Red Stick Republican

Partisan Quid Pro Quo Sunday, Mar 30 2008 


Senator Joe McPherson, democrat, has been an opponent of the Jindal administration’s effort toward ethics reform claiming there was not enough attention to campaign finance laws.  In The Advocate, McPherson refers to this issue as legal corruption

If you follow the money in some campaigns you will understand the ongoing concerns over this issue.  The only problem with McPherson’s comment is that quid pro quo needs to be addressed with his fellow democrats as well.

Garnering campaign contributions is the single most challenging aspect of a campaign.  Candidates are humbled daily as they ask family, friends, associates and frequent contributors to donate money.  Without the money, their campaign comes to a grinding halt.  It takes money to do anything in a campaign.  Big money.

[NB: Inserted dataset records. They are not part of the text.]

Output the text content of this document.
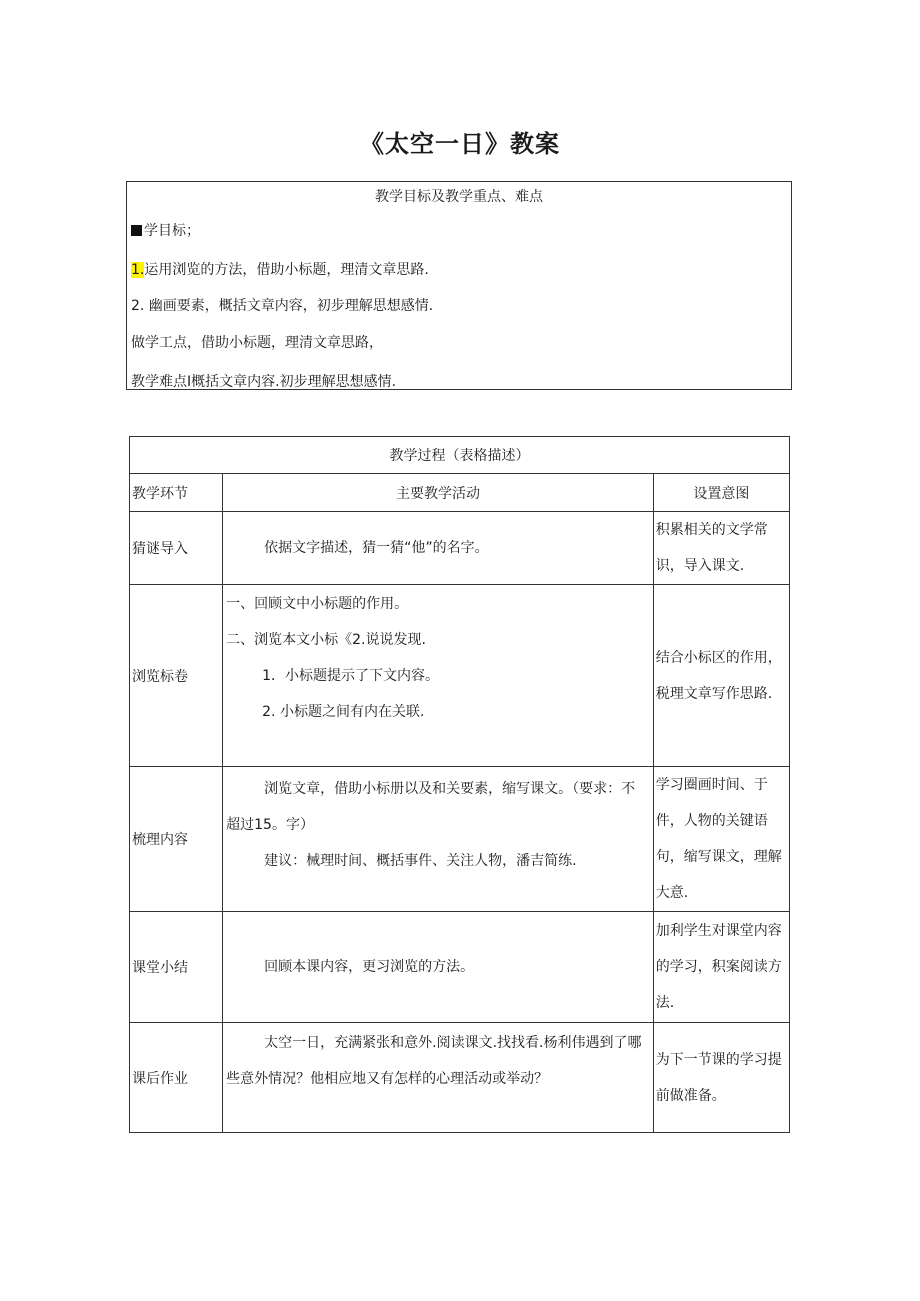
《太空一日》教案
教学目标及教学重点、难点
学目标；
1.运用浏览的方法，借助小标题，理清文章思路.
2. 幽画要素，概括文章内容，初步理解思想感情.
做学工点，借助小标题，理清文章思路，
教学难点I概括文章内容.初步理解思想感情.
教学过程（表格描述）		
教学环节	主要教学活动	设置意图
猜谜导入	依据文字描述，猜一猜“他”的名字。	积累相关的文学常识，导入课文.
浏览标卷	一、回顾文中小标题的作用。
二、浏览本文小标《2.说说发现.
1．小标题提示了下文内容。
2. 小标题之间有内在关联.	结合小标区的作用，税理文章写作思路.
梳理内容	浏览文章，借助小标册以及和关要素，缩写课文。（要求：不超过15。字）
建议：械理时间、概括事件、关注人物，潘吉简练.	学习圈画时间、于件，人物的关键语句，缩写课文，理解大意.
课堂小结	回顾本课内容，更习浏览的方法。	加利学生对课堂内容的学习，积案阅读方法.
课后作业	太空一日，充满紧张和意外.阅读课文.找找看.杨利伟遇到了哪些意外情况？他相应地又有怎样的心理活动或举动？	为下一节课的学习提前做准备。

Few individuals will argue about the quid pro quo unless they are the contributors who give large expecting something in return.  Candidates know full well that large contributions require extra attention to the source/donor.  Following the money and connecting the dots is a full time job.  The ethics commission should have a seperate investigative unit of researchers who crank out the connections of donors to candidates. 

Fall 2008 elections will be quite revealing in the Red Stick with the mayoral race.  Mayor-President Kip Holden shows some interesting contributions and expenditures which contain the makings of a good political novel.  Watch for more over the coming months.